Writings in The Watchman – see The Collected Works of Samuel Taylor Coleridge, Vol 2, ed. Lewis Patton, (Princeton: Princeton University Press, 1970).
The Watchman was Coleridge’s short-lived periodical, of which 10 Numbers were published between 1 March and 31 May 1796.
- [Mr G–rt] ‘The Commercial Academic No. 1’, 5: (2 April 1796), (Patton pp. 168-172). Patton’s editorial notes on Gilbert have a few errors but the attribution is sound. ‘Mr. G. discovers much general knowledge, and when his reasonings are not perhaps unimpregnably solid, even then they are ingenious’ wrote Coleridge in his editorial introduction to Gilbert’s odd take on macro-economics. Further numbers were promised, but none appeared.
- ‘Fragment: by a West Indian’, 10: (13 May 1796), (Patton pp. 350-1). 22 lines from different parts of Canto I of The Hurricane stitched together to present an attractive romantic poem without a trace of Gilbert’s metaphysics.
Writings in the World & Fashionable Advertiser (1987) — The Commercial Academy I-XIII
These are described in Sue Thomas’s ‘Placing William Gilbert’s contributions to The World & Fashionable Advertiser’ — see further reading
- Included in Commercial Academy VIII is The Calenture – the ‘admirable’ description in prose referred to by William Wordsworth in ‘The Brothers’ (1800).
See Calenture
Lost Works
‘I have among my papers some curious memorials of this interesting man’ — Robert Southey.
Drawing on information probably provided by Robert Southey, the 1824 Retrospective Review article on The Hurricane lists two works by Gilbert, which remain untraced:
The Law of Fire.
See final page of The Hurricane for Gilbert’s advertisement. Southey wrote in Life of Wesley (London: 1858, Vol 2, p. 230) that shortly after the 1796 publication of The Hurricane, Gilbert ‘placarded the walls in London with the largest bills that had at that time been seen, announcing “The Law of Fire”’.
The title provides a good idea of the subject matter. Gilbert’s Conjuror’s Magazine article Predictions for April (April 1792, pp.370-2), quotes 2 Esdras 13.37-38: ‘And this my Son shall rebuke the wicked inventions of those nations, and shall destroy them without labour, by the law that is like unto fire’. [My emphasis]. This passage from the Apocrypha is usually rendered as ‘the law which is like unto me’ but the ‘fire’ variant continues to be preferred on Millennial websites.

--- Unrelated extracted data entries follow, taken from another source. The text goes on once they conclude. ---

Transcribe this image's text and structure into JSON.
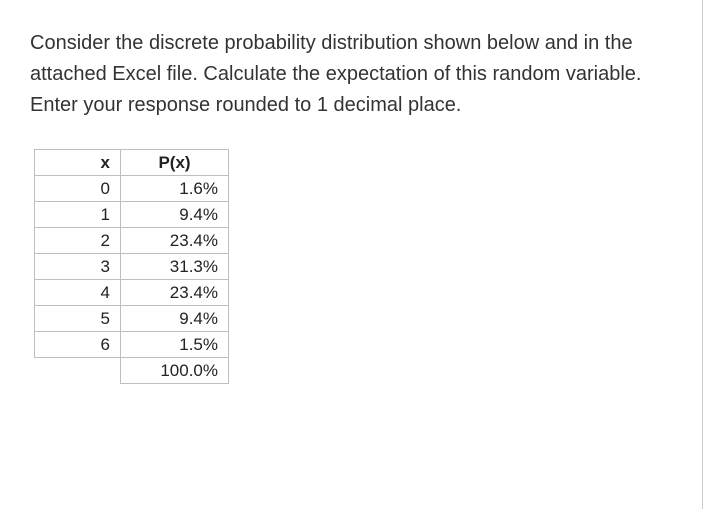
{
  "question": "Consider the discrete probability distribution shown below and in the attached Excel file.  Calculate the expectation of this random variable.   Enter your response rounded to 1 decimal place.",
  "table": {
    "headers": {
      "x": "x",
      "px": "P(x)"
    },
    "rows": [
      {
        "x": "0",
        "px": "1.6%"
      },
      {
        "x": "1",
        "px": "9.4%"
      },
      {
        "x": "2",
        "px": "23.4%"
      },
      {
        "x": "3",
        "px": "31.3%"
      },
      {
        "x": "4",
        "px": "23.4%"
      },
      {
        "x": "5",
        "px": "9.4%"
      },
      {
        "x": "6",
        "px": "1.5%"
      }
    ],
    "total": "100.0%"
  },
  "chart_data": {
    "type": "table",
    "title": "Discrete probability distribution",
    "columns": [
      "x",
      "P(x)"
    ],
    "rows": [
      [
        0,
        0.016
      ],
      [
        1,
        0.094
      ],
      [
        2,
        0.234
      ],
      [
        3,
        0.313
      ],
      [
        4,
        0.234
      ],
      [
        5,
        0.094
      ],
      [
        6,
        0.015
      ]
    ],
    "total": 1.0
  }
}
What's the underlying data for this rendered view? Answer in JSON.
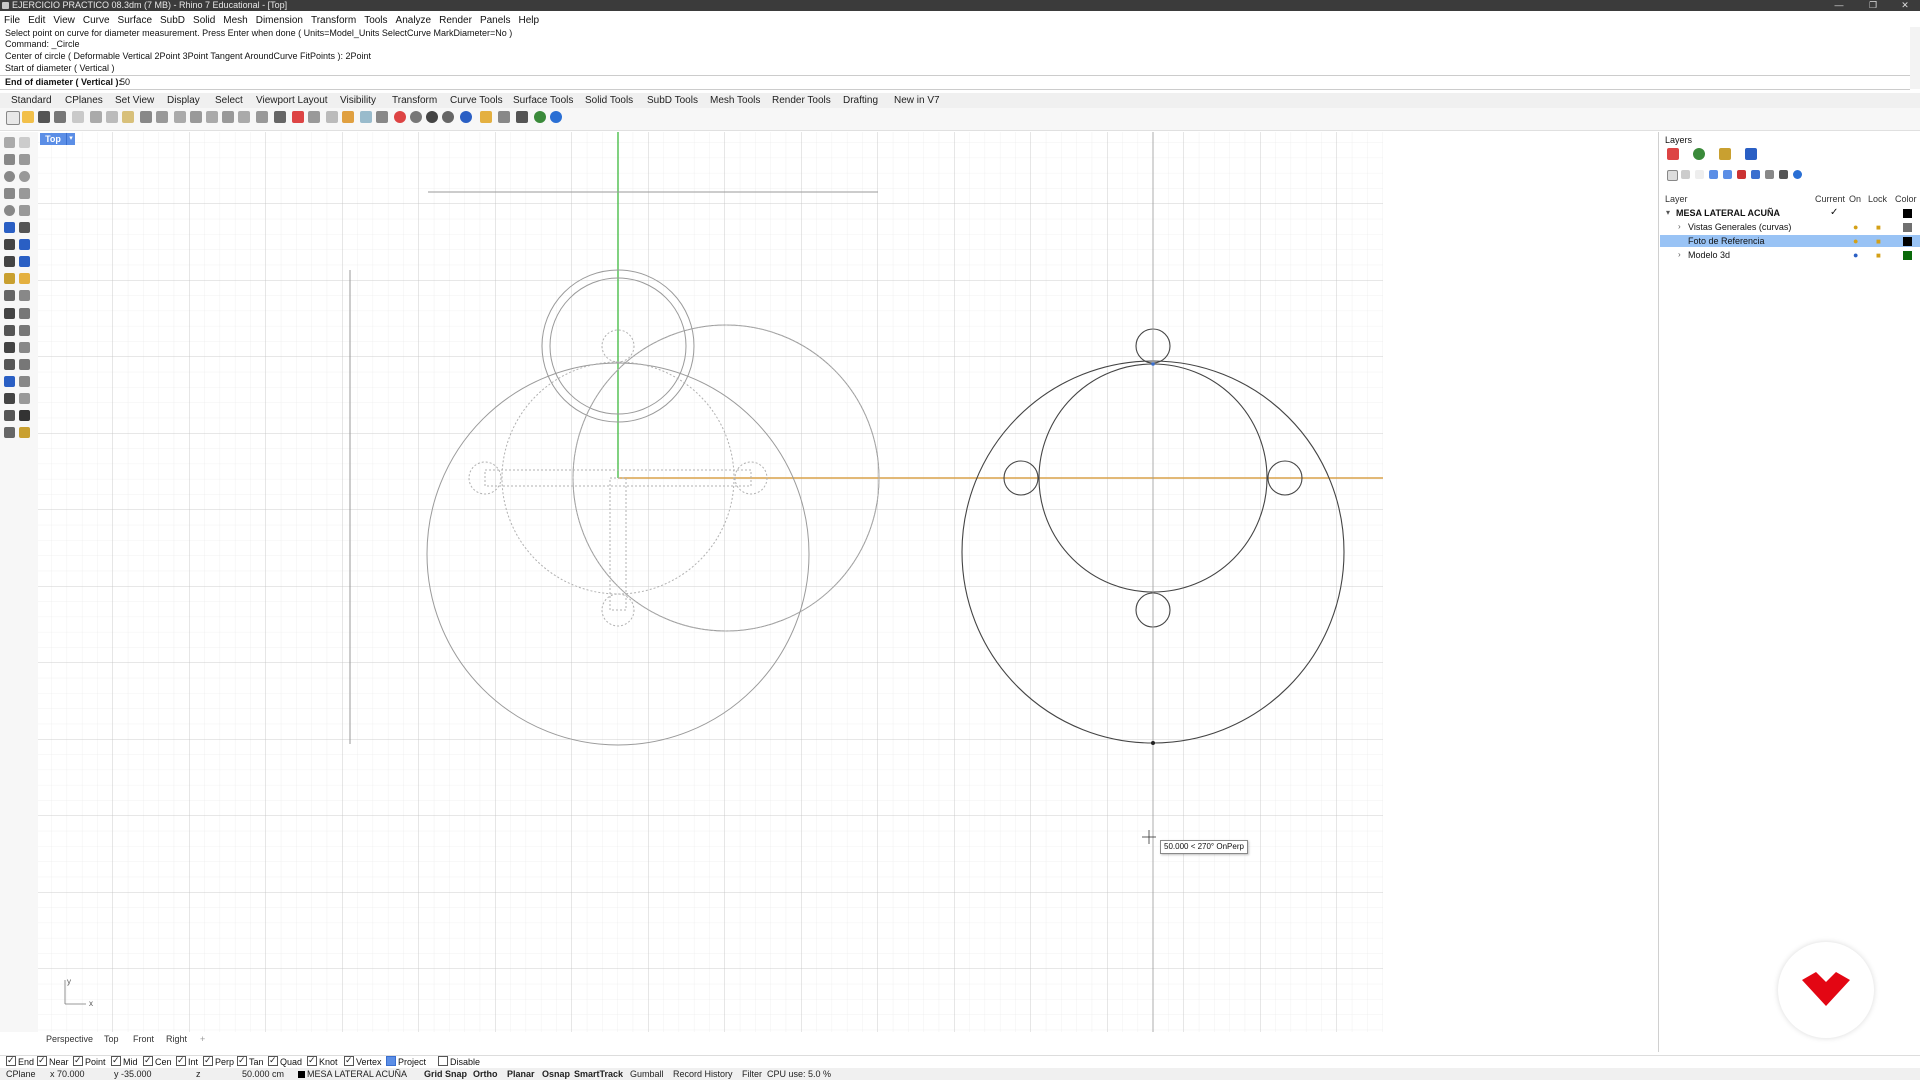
{
  "window": {
    "title": "EJERCICIO PRACTICO 08.3dm (7 MB) - Rhino 7 Educational - [Top]"
  },
  "menu": [
    "File",
    "Edit",
    "View",
    "Curve",
    "Surface",
    "SubD",
    "Solid",
    "Mesh",
    "Dimension",
    "Transform",
    "Tools",
    "Analyze",
    "Render",
    "Panels",
    "Help"
  ],
  "command_history": [
    "Select point on curve for diameter measurement. Press Enter when done ( Units=Model_Units  SelectCurve  MarkDiameter=No )",
    "Command: _Circle",
    "Center of circle ( Deformable  Vertical  2Point  3Point  Tangent  AroundCurve  FitPoints ): 2Point",
    "Start of diameter ( Vertical )"
  ],
  "prompt": {
    "label": "End of diameter ( Vertical ):",
    "value": "50"
  },
  "toolbar_tabs": [
    "Standard",
    "CPlanes",
    "Set View",
    "Display",
    "Select",
    "Viewport Layout",
    "Visibility",
    "Transform",
    "Curve Tools",
    "Surface Tools",
    "Solid Tools",
    "SubD Tools",
    "Mesh Tools",
    "Render Tools",
    "Drafting",
    "New in V7"
  ],
  "viewport": {
    "name": "Top",
    "axis_x": "x",
    "axis_y": "y",
    "tooltip": "50.000 < 270° OnPerp"
  },
  "layers": {
    "title": "Layers",
    "columns": {
      "layer": "Layer",
      "current": "Current",
      "on": "On",
      "lock": "Lock",
      "color": "Color"
    },
    "rows": [
      {
        "name": "MESA LATERAL ACUÑA",
        "current": "✓",
        "color": "#000000",
        "bold": true,
        "indent": 0
      },
      {
        "name": "Vistas Generales (curvas)",
        "color": "#707070",
        "indent": 1
      },
      {
        "name": "Foto de Referencia",
        "color": "#000000",
        "indent": 1,
        "selected": true
      },
      {
        "name": "Modelo 3d",
        "color": "#0a6a0a",
        "indent": 1
      }
    ]
  },
  "view_tabs": [
    "Perspective",
    "Top",
    "Front",
    "Right"
  ],
  "osnaps": [
    {
      "label": "End",
      "checked": true
    },
    {
      "label": "Near",
      "checked": true
    },
    {
      "label": "Point",
      "checked": true
    },
    {
      "label": "Mid",
      "checked": true
    },
    {
      "label": "Cen",
      "checked": true
    },
    {
      "label": "Int",
      "checked": true
    },
    {
      "label": "Perp",
      "checked": true
    },
    {
      "label": "Tan",
      "checked": true
    },
    {
      "label": "Quad",
      "checked": true
    },
    {
      "label": "Knot",
      "checked": true
    },
    {
      "label": "Vertex",
      "checked": true
    },
    {
      "label": "Project",
      "checked": true,
      "filled": true
    },
    {
      "label": "Disable",
      "checked": false
    }
  ],
  "status": {
    "cplane": "CPlane",
    "x": "x 70.000",
    "y": "y -35.000",
    "z": "z",
    "distance": "50.000 cm",
    "layer": "MESA LATERAL ACUÑA",
    "grid_snap": "Grid Snap",
    "ortho": "Ortho",
    "planar": "Planar",
    "osnap": "Osnap",
    "smarttrack": "SmartTrack",
    "gumball": "Gumball",
    "record_history": "Record History",
    "filter": "Filter",
    "cpu": "CPU use: 5.0 %"
  },
  "colors": {
    "x_axis": "#d9a24a",
    "y_axis": "#4cbf4c",
    "selection": "#99c3f5",
    "logo": "#e30613"
  }
}
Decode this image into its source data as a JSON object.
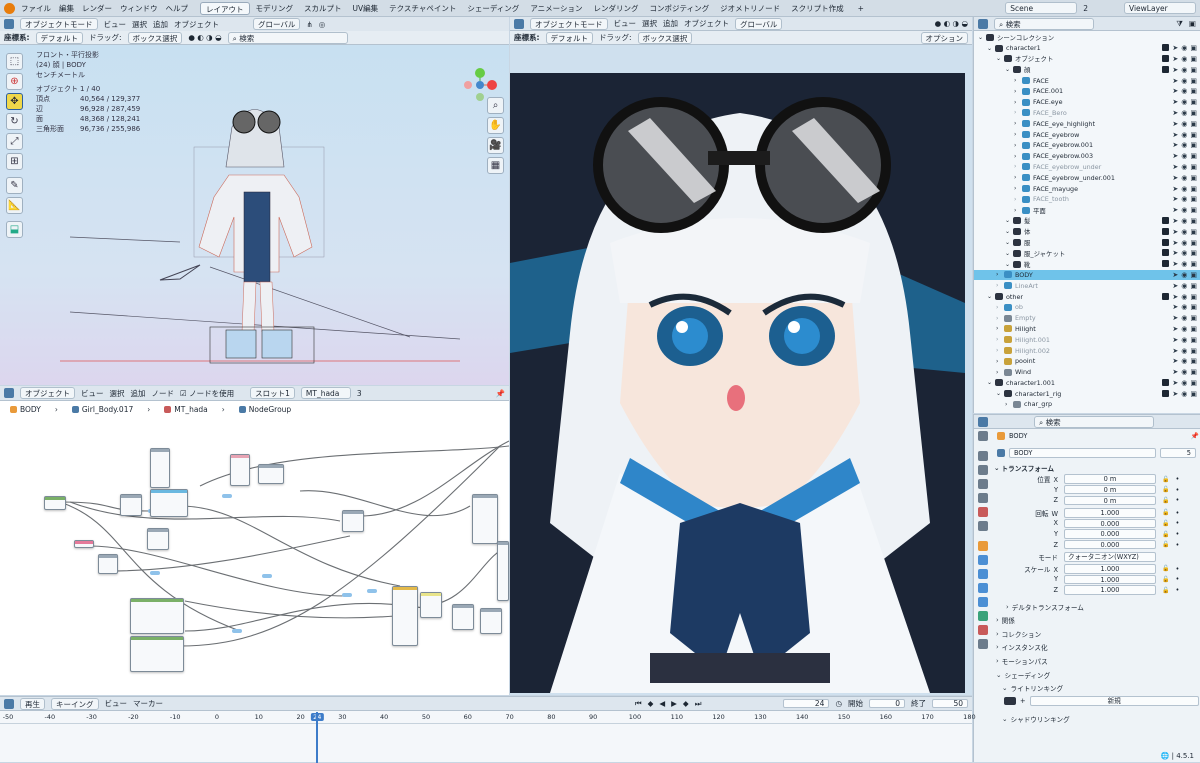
{
  "colors": {
    "accent": "#3d7cc9",
    "select": "#6fc3ea",
    "viewport": "#c0dcef",
    "node_bg": "#ffffff",
    "outliner_bg": "#f3f7fa"
  },
  "menu": {
    "items": [
      "ファイル",
      "編集",
      "レンダー",
      "ウィンドウ",
      "ヘルプ"
    ],
    "workspaces": [
      "レイアウト",
      "モデリング",
      "スカルプト",
      "UV編集",
      "テクスチャペイント",
      "シェーディング",
      "アニメーション",
      "レンダリング",
      "コンポジティング",
      "ジオメトリノード",
      "スクリプト作成"
    ],
    "add": "+",
    "scene": "Scene",
    "scene_num": "2",
    "view_layer": "ViewLayer"
  },
  "vp3d": {
    "mode": "オブジェクトモード",
    "view": "ビュー",
    "select": "選択",
    "add": "追加",
    "object": "オブジェクト",
    "orient": "グローバル",
    "coord_label": "座標系:",
    "coord_value": "デフォルト",
    "drag_label": "ドラッグ:",
    "drag_value": "ボックス選択",
    "search": "検索",
    "overlay_title": "フロント・平行投影",
    "overlay_obj": "(24) 顔 | BODY",
    "overlay_units": "センチメートル",
    "stats": [
      [
        "オブジェクト",
        "1 / 40"
      ],
      [
        "頂点",
        "40,564 / 129,377"
      ],
      [
        "辺",
        "96,928 / 287,459"
      ],
      [
        "面",
        "48,368 / 128,241"
      ],
      [
        "三角形面",
        "96,736 / 255,986"
      ]
    ]
  },
  "nodes": {
    "mode": "オブジェクト",
    "view": "ビュー",
    "select": "選択",
    "add": "追加",
    "node": "ノード",
    "use_nodes": "ノードを使用",
    "slot": "スロット1",
    "material": "MT_hada",
    "users": "3",
    "crumbs": [
      "BODY",
      "Girl_Body.017",
      "MT_hada",
      "NodeGroup"
    ]
  },
  "vp2": {
    "mode": "オブジェクトモード",
    "view": "ビュー",
    "select": "選択",
    "add": "追加",
    "object": "オブジェクト",
    "orient": "グローバル",
    "coord_label": "座標系:",
    "coord_value": "デフォルト",
    "drag_label": "ドラッグ:",
    "drag_value": "ボックス選択",
    "options": "オプション"
  },
  "timeline": {
    "playback": "再生",
    "keying": "キーイング",
    "view": "ビュー",
    "marker": "マーカー",
    "frame": "24",
    "start_label": "開始",
    "start": "0",
    "end_label": "終了",
    "end": "50",
    "ticks": [
      "-50",
      "-40",
      "-30",
      "-20",
      "-10",
      "0",
      "10",
      "20",
      "24",
      "30",
      "40",
      "50",
      "60",
      "70",
      "80",
      "90",
      "100",
      "110",
      "120",
      "130",
      "140",
      "150",
      "160",
      "170",
      "180"
    ],
    "current": "24"
  },
  "outliner": {
    "search": "検索",
    "rows": [
      {
        "l": 0,
        "t": "シーンコレクション",
        "k": "coll",
        "v": false
      },
      {
        "l": 1,
        "t": "character1",
        "k": "coll",
        "v": true
      },
      {
        "l": 2,
        "t": "オブジェクト",
        "k": "coll",
        "v": true
      },
      {
        "l": 3,
        "t": "顔",
        "k": "coll",
        "v": true
      },
      {
        "l": 4,
        "t": "FACE",
        "k": "mesh",
        "v": true
      },
      {
        "l": 4,
        "t": "FACE.001",
        "k": "mesh",
        "v": true
      },
      {
        "l": 4,
        "t": "FACE.eye",
        "k": "mesh",
        "v": true
      },
      {
        "l": 4,
        "t": "FACE_Bero",
        "k": "mesh",
        "v": true,
        "dim": true
      },
      {
        "l": 4,
        "t": "FACE_eye_highlight",
        "k": "mesh",
        "v": true
      },
      {
        "l": 4,
        "t": "FACE_eyebrow",
        "k": "mesh",
        "v": true
      },
      {
        "l": 4,
        "t": "FACE_eyebrow.001",
        "k": "mesh",
        "v": true
      },
      {
        "l": 4,
        "t": "FACE_eyebrow.003",
        "k": "mesh",
        "v": true
      },
      {
        "l": 4,
        "t": "FACE_eyebrow_under",
        "k": "mesh",
        "v": true,
        "dim": true
      },
      {
        "l": 4,
        "t": "FACE_eyebrow_under.001",
        "k": "mesh",
        "v": true
      },
      {
        "l": 4,
        "t": "FACE_mayuge",
        "k": "mesh",
        "v": true
      },
      {
        "l": 4,
        "t": "FACE_tooth",
        "k": "mesh",
        "v": true,
        "dim": true
      },
      {
        "l": 4,
        "t": "平面",
        "k": "mesh",
        "v": true
      },
      {
        "l": 3,
        "t": "髪",
        "k": "coll",
        "v": true
      },
      {
        "l": 3,
        "t": "体",
        "k": "coll",
        "v": true
      },
      {
        "l": 3,
        "t": "服",
        "k": "coll",
        "v": true
      },
      {
        "l": 3,
        "t": "服_ジャケット",
        "k": "coll",
        "v": true
      },
      {
        "l": 3,
        "t": "靴",
        "k": "coll",
        "v": true
      },
      {
        "l": 2,
        "t": "BODY",
        "k": "mesh",
        "v": true,
        "sel": true
      },
      {
        "l": 2,
        "t": "LineArt",
        "k": "mesh",
        "v": true,
        "dim": true
      },
      {
        "l": 1,
        "t": "other",
        "k": "coll",
        "v": true
      },
      {
        "l": 2,
        "t": "ob",
        "k": "mesh",
        "v": true,
        "dim": true
      },
      {
        "l": 2,
        "t": "Empty",
        "k": "empty",
        "v": true,
        "dim": true
      },
      {
        "l": 2,
        "t": "Hilight",
        "k": "light",
        "v": true
      },
      {
        "l": 2,
        "t": "Hilight.001",
        "k": "light",
        "v": true,
        "dim": true
      },
      {
        "l": 2,
        "t": "Hilight.002",
        "k": "light",
        "v": true,
        "dim": true
      },
      {
        "l": 2,
        "t": "pooint",
        "k": "light",
        "v": true
      },
      {
        "l": 2,
        "t": "Wind",
        "k": "empty",
        "v": true
      },
      {
        "l": 1,
        "t": "character1.001",
        "k": "coll",
        "v": true
      },
      {
        "l": 2,
        "t": "character1_rig",
        "k": "coll",
        "v": true
      },
      {
        "l": 3,
        "t": "char_grp",
        "k": "empty",
        "v": false
      }
    ]
  },
  "props": {
    "search": "検索",
    "object": "BODY",
    "name": "BODY",
    "users": "5",
    "transform": "トランスフォーム",
    "location": {
      "label": "位置",
      "x": "0 m",
      "y": "0 m",
      "z": "0 m"
    },
    "rotation": {
      "label": "回転",
      "w": "1.000",
      "x": "0.000",
      "y": "0.000",
      "z": "0.000"
    },
    "mode_label": "モード",
    "mode": "クォータニオン(WXYZ)",
    "scale": {
      "label": "スケール",
      "x": "1.000",
      "y": "1.000",
      "z": "1.000"
    },
    "axes": [
      "X",
      "Y",
      "Z",
      "W"
    ],
    "panels": [
      "デルタトランスフォーム",
      "関係",
      "コレクション",
      "インスタンス化",
      "モーションパス",
      "シェーディング"
    ],
    "light_linking": "ライトリンキング",
    "new": "新規",
    "shadow_linking": "シャドウリンキング",
    "version": "4.5.1"
  }
}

Masonic Oration (Augusta, GA: W.J. Hobby, 1824)
This publication (Pamphlet?) was advertised for sale in W. J. Hobby’s Augusta Bookstore on 3 July 1824, three days after Gilbert’s death. It is based on an ‘Oration’ Gilbert delivered to the Columbia SC Masonic Lodge in 1806. It was printed by Hobby and may not have had more than local distrbution. As of 2019 it is actively being sought.
The Standard of God Displayed
No work of this title has been traced. The first sentence of Isaiah 59:19 is quoted in Gilbert’s ‘Predictions for April’. The full verse runs: ‘So shall they fear the name of the Lord from the WEST, and his glory from the rising of the sun. When the enemy shall come in like a flood, the Spirit of the Lord shall lift up a standard against him’. This may offer a clue as to its subject matter.
Other Untraced Works
Gilbert’s obituary mentions ‘essays moral and political’, and ‘one or two dramatic pieces’ that were not published. With increased digitalisation of old newspapers and magazines it is probable that some of the essays at least will come to light.